It's Better With a Band
The Prince Music Theatre, Philadelphia
18 September to 6 October 2002
Thoughts on It's Better With A Band
It's Better With A Band originally came about in a rather Mickey-and-Judy-let's-put-on-a-show fashion. It was twenty (gulp) years ago. I had moved to New York City to attempt a career as a lyricist for the theatre - not the obvious next step for a recent law sachool graduate. My friend Nancy LaMott, then a fledgling cabaret singer, and I were lamenting the fact that, although she was working on an act and I was in the midst of writing several shows, there were few opportunities for her to perform and almost no chance for me to hear or see my songs performed in front of an audience. Joe Leonardo, Jonathan Sheffer and I had finished the umpteenth draft of our musical Going Hollywood, an adaptation of Kaufman and Hart's Once in a Lifetime. We were in a holding period waiting to go into production (in fact, we are still waiting). So Joe, Nancy and I decided it would be fun to do an evening of my songs written with the eight different composers with whom I was then collaborating.
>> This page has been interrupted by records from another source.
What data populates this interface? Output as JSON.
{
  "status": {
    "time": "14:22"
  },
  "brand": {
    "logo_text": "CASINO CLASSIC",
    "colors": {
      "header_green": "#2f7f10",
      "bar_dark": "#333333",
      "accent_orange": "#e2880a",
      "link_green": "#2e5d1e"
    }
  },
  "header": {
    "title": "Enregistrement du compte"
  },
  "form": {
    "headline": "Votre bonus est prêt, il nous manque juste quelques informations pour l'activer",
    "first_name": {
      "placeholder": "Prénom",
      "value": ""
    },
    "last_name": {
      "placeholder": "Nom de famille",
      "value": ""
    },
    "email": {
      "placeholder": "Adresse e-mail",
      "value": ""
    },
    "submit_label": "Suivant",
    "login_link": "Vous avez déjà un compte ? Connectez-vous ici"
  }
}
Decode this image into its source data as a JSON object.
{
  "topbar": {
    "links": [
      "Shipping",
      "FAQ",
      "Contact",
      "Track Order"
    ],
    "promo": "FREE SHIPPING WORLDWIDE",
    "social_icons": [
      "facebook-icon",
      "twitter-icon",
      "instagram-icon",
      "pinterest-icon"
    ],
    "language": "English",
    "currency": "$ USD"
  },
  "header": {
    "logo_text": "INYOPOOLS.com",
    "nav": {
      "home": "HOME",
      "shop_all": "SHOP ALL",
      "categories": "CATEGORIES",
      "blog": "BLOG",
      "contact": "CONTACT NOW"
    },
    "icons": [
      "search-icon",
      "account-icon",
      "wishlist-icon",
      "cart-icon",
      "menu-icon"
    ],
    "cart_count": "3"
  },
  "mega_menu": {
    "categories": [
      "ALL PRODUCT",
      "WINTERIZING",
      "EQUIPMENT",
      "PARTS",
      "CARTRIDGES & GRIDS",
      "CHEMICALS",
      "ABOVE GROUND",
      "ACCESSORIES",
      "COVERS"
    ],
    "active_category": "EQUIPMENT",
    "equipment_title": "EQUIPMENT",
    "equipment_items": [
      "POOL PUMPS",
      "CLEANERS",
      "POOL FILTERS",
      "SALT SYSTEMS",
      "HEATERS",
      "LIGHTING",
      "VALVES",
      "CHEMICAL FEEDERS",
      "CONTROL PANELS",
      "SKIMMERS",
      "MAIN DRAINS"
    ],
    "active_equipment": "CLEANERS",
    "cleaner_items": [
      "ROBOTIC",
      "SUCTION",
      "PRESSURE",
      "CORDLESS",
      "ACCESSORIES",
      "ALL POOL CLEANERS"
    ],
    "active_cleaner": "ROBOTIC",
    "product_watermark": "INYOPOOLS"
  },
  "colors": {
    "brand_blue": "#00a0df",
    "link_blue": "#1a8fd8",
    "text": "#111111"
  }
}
Joe and I would like to thank Marjorie, Ted Sperling, The Prince Music Theater Staff, Christopher Marlowe, Susan Dietz and Roger Grindi for helping us to assemble this extraordinary group of singing actors, the first-rate production and design team and for giving It's Better With A Band a new life. And a special thanks to Hal Prince for "opening doors".
Working on this show has reminded me of one thing for which I will happily take credit. I have great taste in choosing composers and great fortune that they are willing to collaborate with me. Truly, I am nothing without them.
Extract from programme notes by David Zippel
For the last two decades, Zippel has been writing lyrics for the musical stage (City of Angels, The Goodbye Girl); movies (Mulan and Hercules); and individual singers such as Barbara Cook, for whom he penned the title number. He's an intelligent, witty, economical lyricist who can pack a lot of colorful situation and commentary into a brief song verse.
Director Joe Leonardo stages the songs in simple but inventive skits that, in this single-set, cabaret-style presentation, rely on the interaction and skill of the four singers for their effectiveness.
And are these seasoned musical theater performers - Sally Mayes, Judy Blazer, Marva Hicks and John Barrowman - ever effective. Not only can they sing, they know how to express vocally and bodily the sense of a song. Individually and as an ensemble they are continuously impressive as they display keen sensitivity to Zippel's verses while more than doing justice to the music of the several composers represented in these 24 songs.